Performance issues in large bool filter query


(Luis) #1

I am trying to obtain a list of up to two million results through the following scrolled query, of each hit I only need a couple of fields:

GET alerts-*/_search
{
  "query": {
    "bool": {
      "filter": [
        {
          "range": {
            "timestamp": {
              "gte": 1539648000,
              "lte": 1539907199,
              "format": "epoch_second"
            }
          }
        },
        {
          "term": {
            "sensor_name.keyword": "enp3s0"
          }
        },
        {
          "term": {
            "source_ip": "192.168.0.1"
          }
        },
        {
          "term": {
            "destination_ip": "192.168.0.2"
          }
        },
        {
          "term": {
            "destination_port": "135"
          }
        },
        {
          "term": {
            "sid": 2102251
          }
        }
      ]
    }
  },
  "size": 10000,
  "_source": [
    "source_port",
    "timestamp"
  ]
}

Each scroll takes about 2 seconds initially, and takes a little more each time, so by the end of the query each scroll can take up to 7 seconds. Since this query can take some minutes to complete, I would like to know if there is a more efficient way to get this large list of values. I am using ES 6.3 and python to store the returned values.

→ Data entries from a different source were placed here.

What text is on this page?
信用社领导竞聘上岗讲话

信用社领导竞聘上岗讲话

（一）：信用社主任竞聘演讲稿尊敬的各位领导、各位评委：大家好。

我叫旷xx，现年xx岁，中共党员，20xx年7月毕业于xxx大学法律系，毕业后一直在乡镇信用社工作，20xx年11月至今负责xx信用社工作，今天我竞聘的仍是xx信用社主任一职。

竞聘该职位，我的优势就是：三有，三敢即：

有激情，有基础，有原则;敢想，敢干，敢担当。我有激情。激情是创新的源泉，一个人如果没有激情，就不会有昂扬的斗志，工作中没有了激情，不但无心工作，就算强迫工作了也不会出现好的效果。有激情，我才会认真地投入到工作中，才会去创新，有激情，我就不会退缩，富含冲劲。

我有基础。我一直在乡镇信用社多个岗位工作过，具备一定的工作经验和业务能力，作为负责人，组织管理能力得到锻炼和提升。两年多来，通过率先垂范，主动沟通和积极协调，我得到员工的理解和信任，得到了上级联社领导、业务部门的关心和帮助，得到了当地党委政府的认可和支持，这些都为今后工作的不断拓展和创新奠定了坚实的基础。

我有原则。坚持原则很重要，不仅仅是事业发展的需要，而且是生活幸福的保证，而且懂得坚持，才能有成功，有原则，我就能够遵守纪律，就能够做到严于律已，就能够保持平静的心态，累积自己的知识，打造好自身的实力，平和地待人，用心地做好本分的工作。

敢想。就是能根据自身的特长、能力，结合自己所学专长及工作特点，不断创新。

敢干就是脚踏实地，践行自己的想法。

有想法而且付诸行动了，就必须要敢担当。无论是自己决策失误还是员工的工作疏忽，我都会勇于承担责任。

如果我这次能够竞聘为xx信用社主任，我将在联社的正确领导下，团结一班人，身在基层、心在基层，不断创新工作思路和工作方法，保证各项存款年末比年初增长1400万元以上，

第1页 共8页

Thank you!


(Martijn Van Groningen) #2

Normal pagination (from parameter) should not be used when fetching many documents. Instead search after should be used. This works differently. Instead of specifying an offset in subsequent search requests; the last sort value should be specified in subsequent requests.

Search after: https://www.elastic.co/guide/en/elasticsearch/reference/6.4/search-request-search-after.html


(system) #3

This topic was automatically closed 28 days after the last reply. New replies are no longer allowed.